6/22/2010 5:00 AM PDT BY TMZ STAFF

Katherine Jackson 86's Probate LawyersThe lawyer for the Michael Jackson estate thinks the businessman who partnered with Katherine Jackson is hurting Michael's children -- and is threatening legal action if the dude doesn't stop.

Howard Mann -- whose business ventures include online nude gambling -- got Katherine Jackson to agree to publish the book, "Never Can Say Goodbye," scheduled for release this week.

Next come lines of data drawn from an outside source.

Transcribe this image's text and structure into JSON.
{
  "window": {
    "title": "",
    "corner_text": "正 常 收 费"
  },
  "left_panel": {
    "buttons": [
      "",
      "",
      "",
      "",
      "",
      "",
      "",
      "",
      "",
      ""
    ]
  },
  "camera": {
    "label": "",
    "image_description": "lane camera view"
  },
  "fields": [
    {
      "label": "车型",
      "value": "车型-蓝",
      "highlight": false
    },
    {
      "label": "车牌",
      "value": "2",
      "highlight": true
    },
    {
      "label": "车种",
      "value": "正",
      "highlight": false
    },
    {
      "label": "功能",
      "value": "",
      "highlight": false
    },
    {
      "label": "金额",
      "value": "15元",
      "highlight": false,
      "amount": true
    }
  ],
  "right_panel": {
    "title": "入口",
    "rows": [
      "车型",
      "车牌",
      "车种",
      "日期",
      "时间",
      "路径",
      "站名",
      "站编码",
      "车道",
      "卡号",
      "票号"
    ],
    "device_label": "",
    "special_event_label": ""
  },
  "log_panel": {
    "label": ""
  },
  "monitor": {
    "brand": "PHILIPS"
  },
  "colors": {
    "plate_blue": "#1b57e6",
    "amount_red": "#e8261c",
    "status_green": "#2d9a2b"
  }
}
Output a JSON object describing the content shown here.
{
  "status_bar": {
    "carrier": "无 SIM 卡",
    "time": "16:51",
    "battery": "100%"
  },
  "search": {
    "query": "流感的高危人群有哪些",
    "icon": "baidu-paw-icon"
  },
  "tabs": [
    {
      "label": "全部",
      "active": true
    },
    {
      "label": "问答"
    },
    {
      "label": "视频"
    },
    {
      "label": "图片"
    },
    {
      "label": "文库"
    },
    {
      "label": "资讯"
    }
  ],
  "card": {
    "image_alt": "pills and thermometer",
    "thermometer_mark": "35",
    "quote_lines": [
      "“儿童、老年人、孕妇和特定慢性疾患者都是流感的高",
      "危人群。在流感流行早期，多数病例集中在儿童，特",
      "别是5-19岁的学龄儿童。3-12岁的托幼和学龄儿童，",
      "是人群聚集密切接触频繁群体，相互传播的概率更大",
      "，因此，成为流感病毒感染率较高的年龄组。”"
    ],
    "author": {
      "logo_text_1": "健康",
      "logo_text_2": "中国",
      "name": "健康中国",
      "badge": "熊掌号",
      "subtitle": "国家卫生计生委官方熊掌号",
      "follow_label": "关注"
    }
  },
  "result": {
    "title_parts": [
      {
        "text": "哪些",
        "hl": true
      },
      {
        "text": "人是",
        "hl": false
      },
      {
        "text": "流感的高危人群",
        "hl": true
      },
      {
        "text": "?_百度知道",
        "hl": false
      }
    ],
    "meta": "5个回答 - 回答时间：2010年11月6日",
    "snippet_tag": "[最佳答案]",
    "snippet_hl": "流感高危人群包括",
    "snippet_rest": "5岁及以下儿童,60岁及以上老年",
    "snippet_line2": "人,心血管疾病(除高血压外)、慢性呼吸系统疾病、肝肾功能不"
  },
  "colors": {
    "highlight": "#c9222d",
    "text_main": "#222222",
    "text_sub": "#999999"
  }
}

Mann also told TMZ he and Katherine will make record deals for 273 unreleased Michael Jackson songs -- part of an MJ treasure trove he acquired in a fire sale after Joe Jackson failed to pay a storage bill.

But estate lawyer Howard Weitzman is ticked, claiming Mann "may be using his relationship with Mrs. Jackson to infringe upon Michael Jackson's copyrights ... to the detriment of, among others, Michael's 3 kids."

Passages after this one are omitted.